Des produits destinés à des malades et qui se retrouvent dans le sang de sportifs. Bizarre, non ? Pas tant que cela si on veut bien se rappeler que les trafiquants savent aussi bien vendre des drogues illégales que détourner des drogues légales de leur usage.

Une molécule haut de gamme, de l’EPO de troisième génération et, en bout de course, un cycliste italien de 24 ans qui flingue une grande partie de sa carrière.
La question est de savoir comment il est arrivé à se procurer ce produit. Car, en Europe, la délivrance de ce genre de molécule est particulièrement contrôlée, du moins théoriquement. Les autorisations de mise sur le marché sont strictes. Pour l’EPO, ce sont les anémies liées aux insuffisances rénales sévères et celles rencontrées dans les cancers et les infections avancées liées au VIH.

Un marché particulièrement étroit, pas très lucratif pour les industriels même si les indications se sont élargies.

Il y a donc une partie de la production de ces molécules qui prennent des chemins très différents de ce qui était prévu au départ.

Certains n’hésitent d’ailleurs pas à accuser les laboratoires fabricant ces produits d’organiser le trafic qui permet aux sportifs de se doper.

L’affaire n’est pas aussi simple, même si le point de départ c’est quand même l’endroit où ces produits sont fabriqués ou stockés.
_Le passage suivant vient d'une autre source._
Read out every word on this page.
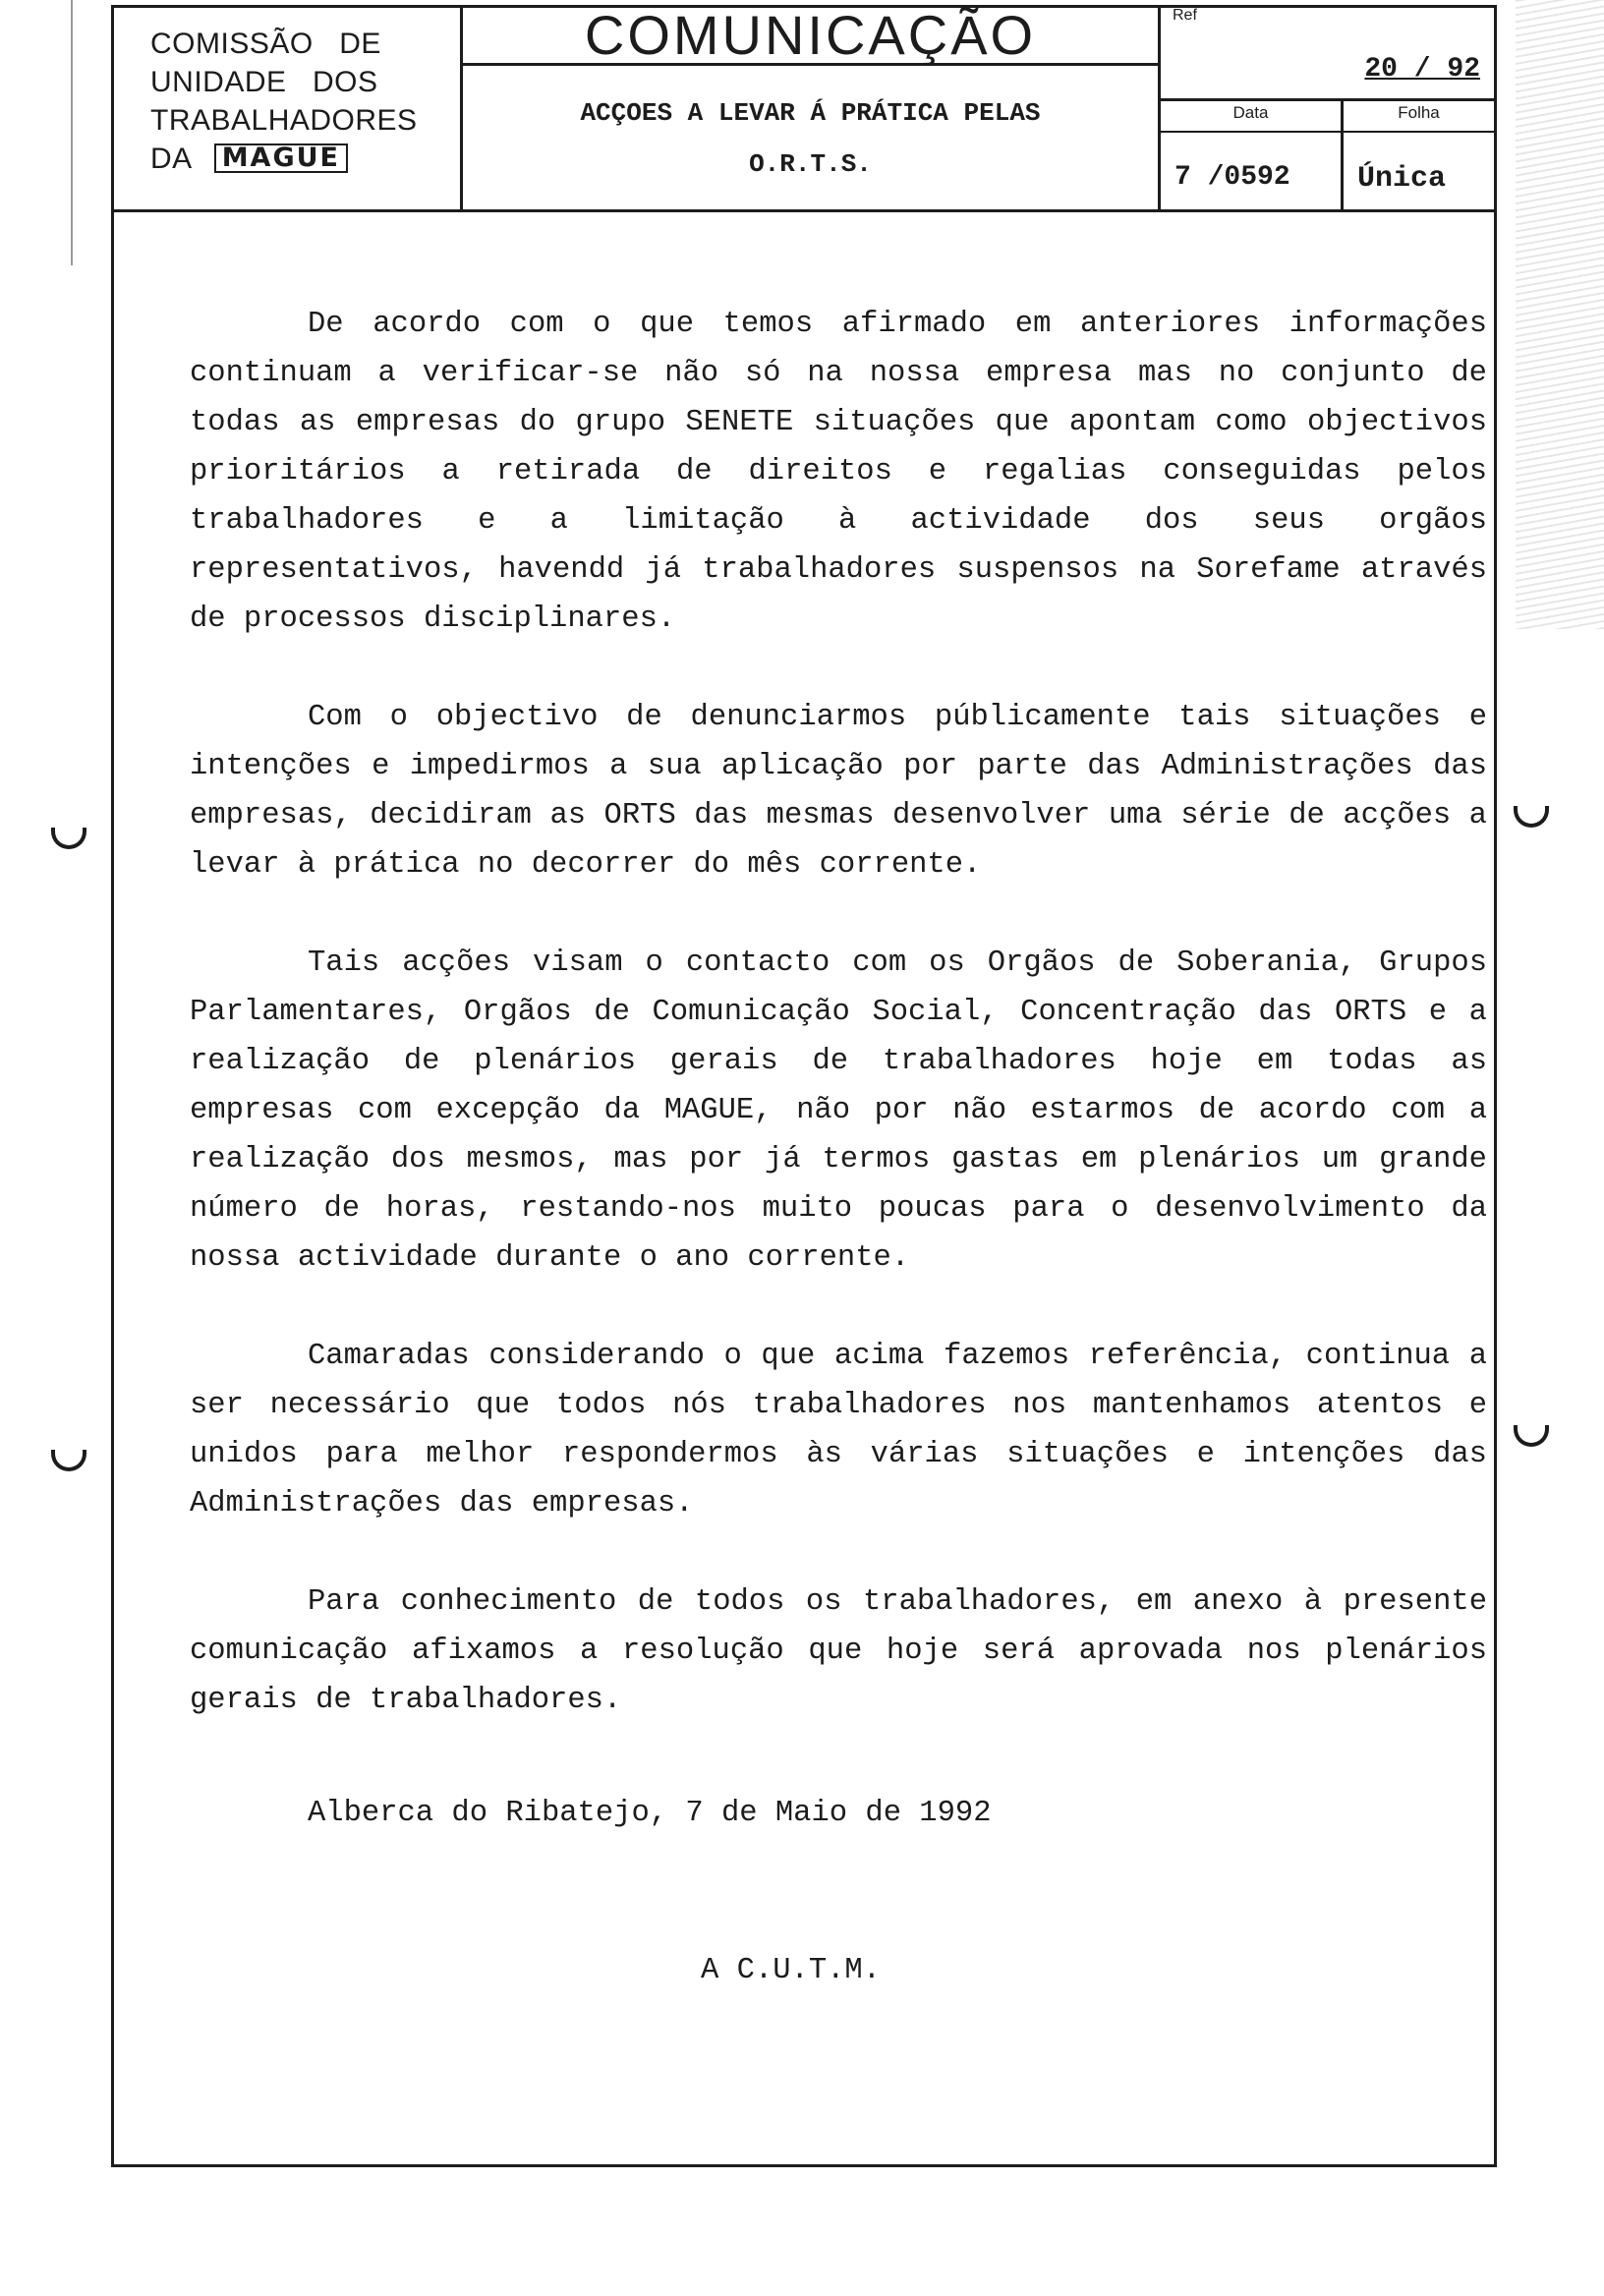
COMISSÃO   DE
UNIDADE   DOS
TRABALHADORES
DA MAGUE
COMUNICAÇÃO
ACÇOES A LEVAR Á PRÁTICA PELAS
O.R.T.S.
Ref
20 / 92
Data
7 /0592
Folha
Única

De acordo com o que temos afirmado em anteriores informações continuam a verificar-se não só na nossa empresa mas no conjunto de todas as empresas do grupo SENETE situações que apontam como objectivos prioritários a retirada de direitos e regalias conseguidas pelos trabalhadores e a limitação à actividade dos seus orgãos representativos, havendd já trabalhadores suspensos na Sorefame através de processos disciplinares.

Com o objectivo de denunciarmos públicamente tais situações e intenções e impedirmos a sua aplicação por parte das Administrações das empresas, decidiram as ORTS das mesmas desenvolver uma série de acções a levar à prática no decorrer do mês corrente.

Tais acções visam o contacto com os Orgãos de Soberania, Grupos Parlamentares, Orgãos de Comunicação Social, Concentração das ORTS e a realização de plenários gerais de trabalhadores hoje em todas as empresas com excepção da MAGUE, não por não estarmos de acordo com a realização dos mesmos, mas por já termos gastas em plenários um grande número de horas, restando-nos muito poucas para o desenvolvimento da nossa actividade durante o ano corrente.

Camaradas considerando o que acima fazemos referência, continua a ser necessário que todos nós trabalhadores nos mantenhamos atentos e unidos para melhor respondermos às várias situações e intenções das Administrações das empresas.

Para conhecimento de todos os trabalhadores, em anexo à presente comunicação afixamos a resolução que hoje será aprovada nos plenários gerais de trabalhadores.

Alberca do Ribatejo, 7 de Maio de 1992
A C.U.T.M.
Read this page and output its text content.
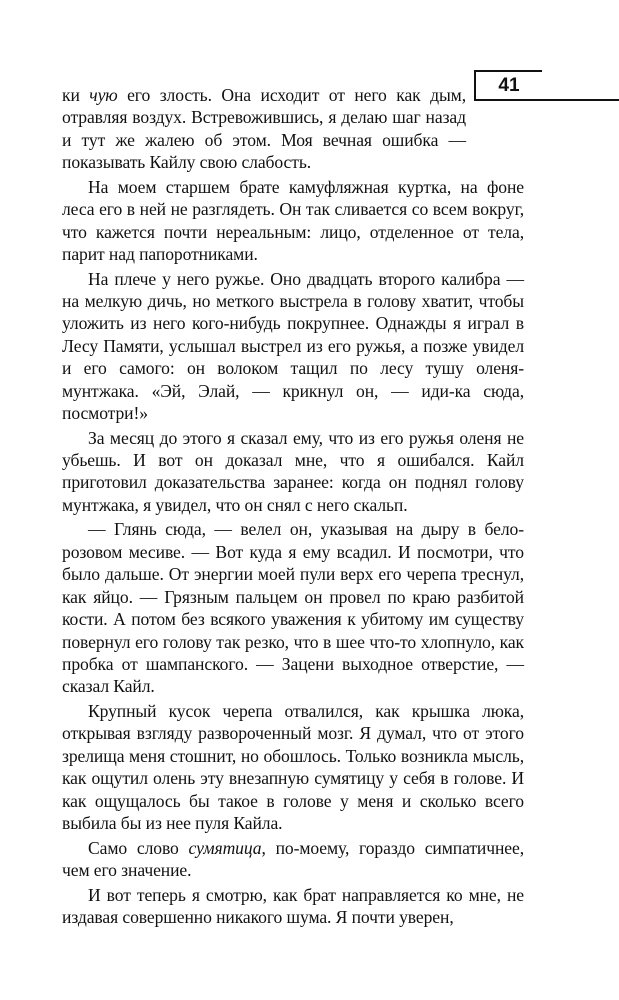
41

ки чую его злость. Она исходит от него как дым, отравляя воздух. Встревожившись, я делаю шаг назад и тут же жалею об этом. Моя вечная ошибка — показывать Кайлу свою слабость.

На моем старшем брате камуфляжная куртка, на фоне леса его в ней не разглядеть. Он так сливается со всем вокруг, что кажется почти нереальным: лицо, отделенное от тела, парит над папоротниками.

На плече у него ружье. Оно двадцать второго калибра — на мелкую дичь, но меткого выстрела в голову хватит, чтобы уложить из него кого-нибудь покрупнее. Однажды я играл в Лесу Памяти, услышал выстрел из его ружья, а позже увидел и его самого: он волоком тащил по лесу тушу оленя-мунтжака. «Эй, Элай, — крикнул он, — иди-ка сюда, посмотри!»

За месяц до этого я сказал ему, что из его ружья оленя не убьешь. И вот он доказал мне, что я ошибался. Кайл приготовил доказательства заранее: когда он поднял голову мунтжака, я увидел, что он снял с него скальп.

— Глянь сюда, — велел он, указывая на дыру в бело-розовом месиве. — Вот куда я ему всадил. И посмотри, что было дальше. От энергии моей пули верх его черепа треснул, как яйцо. — Грязным пальцем он провел по краю разбитой кости. А потом без всякого уважения к убитому им существу повернул его голову так резко, что в шее что-то хлопнуло, как пробка от шампанского. — Зацени выходное отверстие, — сказал Кайл.

Крупный кусок черепа отвалился, как крышка люка, открывая взгляду развороченный мозг. Я думал, что от этого зрелища меня стошнит, но обошлось. Только возникла мысль, как ощутил олень эту внезапную сумятицу у себя в голове. И как ощущалось бы такое в голове у меня и сколько всего выбила бы из нее пуля Кайла.

Само слово сумятица, по-моему, гораздо симпатичнее, чем его значение.

И вот теперь я смотрю, как брат направляется ко мне, не издавая совершенно никакого шума. Я почти уверен,
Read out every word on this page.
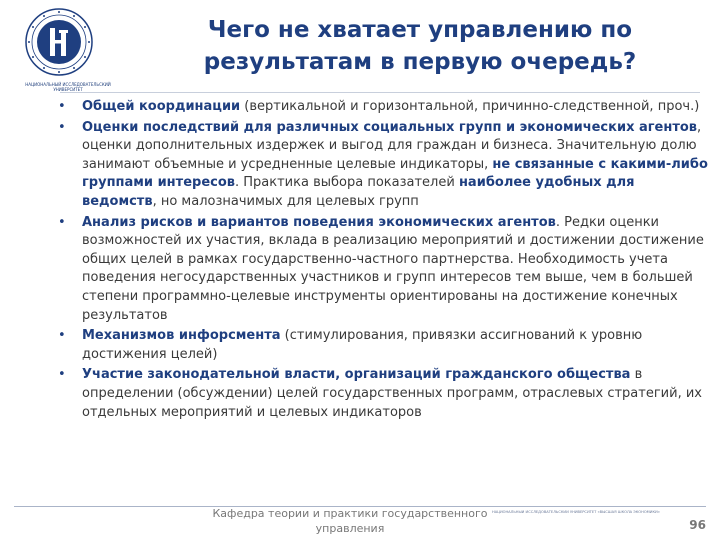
НАЦИОНАЛЬНЫЙ ИССЛЕДОВАТЕЛЬСКИЙ УНИВЕРСИТЕТ
Чего не хватает управлению по
результатам в первую очередь?
• Общей координации (вертикальной и горизонтальной, причинно-следственной, проч.)
• Оценки последствий для различных социальных групп и экономических агентов, оценки дополнительных издержек и выгод для граждан и бизнеса. Значительную долю занимают объемные и усредненные целевые индикаторы, не связанные с какими-либо группами интересов. Практика выбора показателей наиболее удобных для ведомств, но малозначимых для целевых групп
• Анализ рисков и вариантов поведения экономических агентов. Редки оценки возможностей их участия, вклада в реализацию мероприятий и достижении достижение общих целей в рамках государственно-частного партнерства. Необходимость учета поведения негосударственных участников и групп интересов тем выше, чем в большей степени программно-целевые инструменты ориентированы на достижение конечных результатов
• Механизмов инфорсмента (стимулирования, привязки ассигнований к уровню достижения целей)
• Участие законодательной власти, организаций гражданского общества в определении (обсуждении) целей государственных программ, отраслевых стратегий, их отдельных мероприятий и целевых индикаторов
Кафедра теории и практики государственного управления
НАЦИОНАЛЬНЫЙ ИССЛЕДОВАТЕЛЬСКИЙ УНИВЕРСИТЕТ «ВЫСШАЯ ШКОЛА ЭКОНОМИКИ»
96
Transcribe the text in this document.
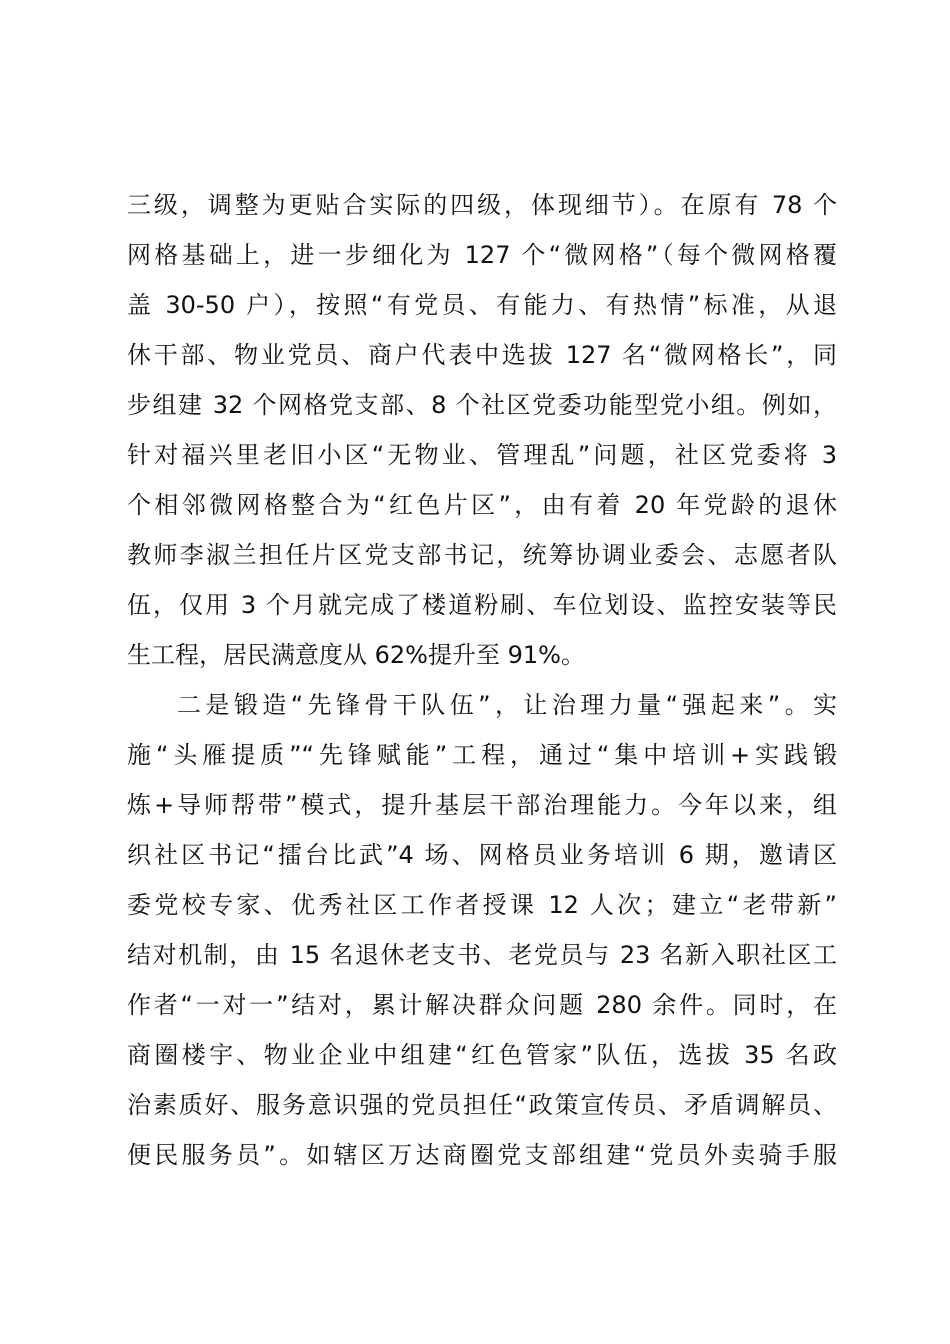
三级，调整为更贴合实际的四级，体现细节）。在原有 78 个
网格基础上，进一步细化为 127 个“微网格”（每个微网格覆
盖 30-50 户），按照“有党员、有能力、有热情”标准，从退
休干部、物业党员、商户代表中选拔 127 名“微网格长”，同
步组建 32 个网格党支部、8 个社区党委功能型党小组。例如，
针对福兴里老旧小区“无物业、管理乱”问题，社区党委将 3
个相邻微网格整合为“红色片区”，由有着 20 年党龄的退休
教师李淑兰担任片区党支部书记，统筹协调业委会、志愿者队
伍，仅用 3 个月就完成了楼道粉刷、车位划设、监控安装等民
生工程，居民满意度从 62%提升至 91%。
二是锻造“先锋骨干队伍”，让治理力量“强起来”。实
施“头雁提质”“先锋赋能”工程，通过“集中培训+实践锻
炼+导师帮带”模式，提升基层干部治理能力。今年以来，组
织社区书记“擂台比武”4 场、网格员业务培训 6 期，邀请区
委党校专家、优秀社区工作者授课 12 人次；建立“老带新”
结对机制，由 15 名退休老支书、老党员与 23 名新入职社区工
作者“一对一”结对，累计解决群众问题 280 余件。同时，在
商圈楼宇、物业企业中组建“红色管家”队伍，选拔 35 名政
治素质好、服务意识强的党员担任“政策宣传员、矛盾调解员、
便民服务员”。如辖区万达商圈党支部组建“党员外卖骑手服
Lors d’une discussion informelle avec un ancien haut responsable d’un laboratoire international qui fabrique de l’hormone de croissance, mon interlocuteur me déclara en souriant « C’est fou le nombre d’enfants de petite taille qu’on diagnostique entre février et mai, du moins si j’en crois les sorties de produits à base d’hormone de croissance de nos stocks ! »

En effet, officiellement, l’utilisation de cette hormone n’est possible que sous certaines conditions très encadrées ; Mais les boites de seringues vendues avant la saison sportive dépassent de loin les cas de nanisme ! Il y a donc des complicités à divers étages pour alimenter les filières.

Et ces filières sont les mêmes que celles qui procurent également de la cocaïne et autres stupéfiants. Il aura fallu longtemps à la justice pour s’en rendre compte.

Pour preuve, l’anecdote réelle suivante. Il y a une dizaine d’années je me vois notifier une mise en examen pour « complicité de diffamation » par le doyen des juges d’instruction de Paris. La personne « offensée » a attaqué tous azimuts à la suite de sujets dans divers journaux télévisés et articles dans la presse. Ce faux médecin avait été brièvement incarcéré à l’époque en même temps qu’un homme de loi.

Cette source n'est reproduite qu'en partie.